日本初の料理評論家、山本益博さんはいま、ラーメンが「美味しい革命」の渦中にあると言います。長らくB級グルメとして愛されてきたラーメンは、ミシュランも認める一流の料理へと変貌を遂げつつあります。新時代に向けて群雄割拠する街のラーメン店を巨匠自らが実食リポートする連載です。 山本益博のラーメン革命!
「塩」ラーメンが誕生したのはいつ頃なのだろうか? 私は1980年代初めに「東京・味のグランプリ」というガイドブックを上梓し、「すし、そば、てんぷら、うなぎ、とんかつ、ラーメン」という、いわば東京の郷土料理を取り上げ、飲食店を紹介したのだが、当時、ラーメン屋を訪れても、「塩味」を売り物にするラーメンはなかったと思う。それから10年ほど経って、改めて食べ歩きを再開したのだが、ラーメン界は「豚骨」ブームで、私の興味は次第に薄れ、いつしか視界から「ラーメン」が消えて行ってしまった。

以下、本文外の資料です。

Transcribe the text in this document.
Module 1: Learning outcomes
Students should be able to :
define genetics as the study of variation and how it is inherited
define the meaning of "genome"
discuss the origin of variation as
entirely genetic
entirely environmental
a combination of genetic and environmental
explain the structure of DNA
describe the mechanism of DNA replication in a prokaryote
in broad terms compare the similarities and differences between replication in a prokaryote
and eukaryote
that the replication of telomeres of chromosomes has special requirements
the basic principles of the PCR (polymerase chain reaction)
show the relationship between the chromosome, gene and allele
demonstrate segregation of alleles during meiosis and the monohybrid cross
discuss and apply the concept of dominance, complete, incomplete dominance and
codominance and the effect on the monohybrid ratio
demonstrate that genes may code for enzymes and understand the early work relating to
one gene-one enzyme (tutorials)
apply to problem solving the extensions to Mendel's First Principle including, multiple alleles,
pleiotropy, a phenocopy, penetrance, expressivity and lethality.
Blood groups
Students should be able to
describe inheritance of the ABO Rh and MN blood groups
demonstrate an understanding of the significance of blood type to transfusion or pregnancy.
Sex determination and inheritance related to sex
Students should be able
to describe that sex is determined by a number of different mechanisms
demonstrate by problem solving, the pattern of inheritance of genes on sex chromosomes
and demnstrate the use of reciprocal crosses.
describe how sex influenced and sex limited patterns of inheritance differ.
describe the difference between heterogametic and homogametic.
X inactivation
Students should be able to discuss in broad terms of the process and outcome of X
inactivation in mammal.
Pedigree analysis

90年代後半に青山「麵屋武蔵」、中延「多賀野」、吉祥寺「一二三」などは食べていたが、本格的にラーメンに目覚めたのは、ずっと後のことで、2010年代半ばになってからである。したがって、私のラーメン遍歴には、途中20年近くエアポケットがあって、その期間を経た後「塩ラーメン」に気が付いたのだった。おそらく、「塩ラーメン」は「湯麵」の延長線上に生まれたラーメンだったのではなかろうか? と言うのが、私の推測だった。 私が興味を失っている間にラーメンは、東京どころか日本の一大勢力の人気料理となり、B級グルメのトップランナーになっていた。私は、一度は視界から消えていた「ラーメン」を、改めて見直し、再び食べ歩きを始めた。 私が気合を入れて「ラーメン」と向かい合わせることになったのは新宿御苑の「不如帰」と三ノ輪の「トイボックス」でラーメンを食べてからである。どちらのスープにもノックダウンさせられた。「不如帰」の魚介の出汁、「トイボックス」の醬油味のスープに魅了され、さらに浅草橋「饗 くろ㐂」の「醤油」「塩」のラーメンを食べるに及んで、「ラーメン」がB級なのではなく、「ラーメン」にも、A級B級があることを教えられた。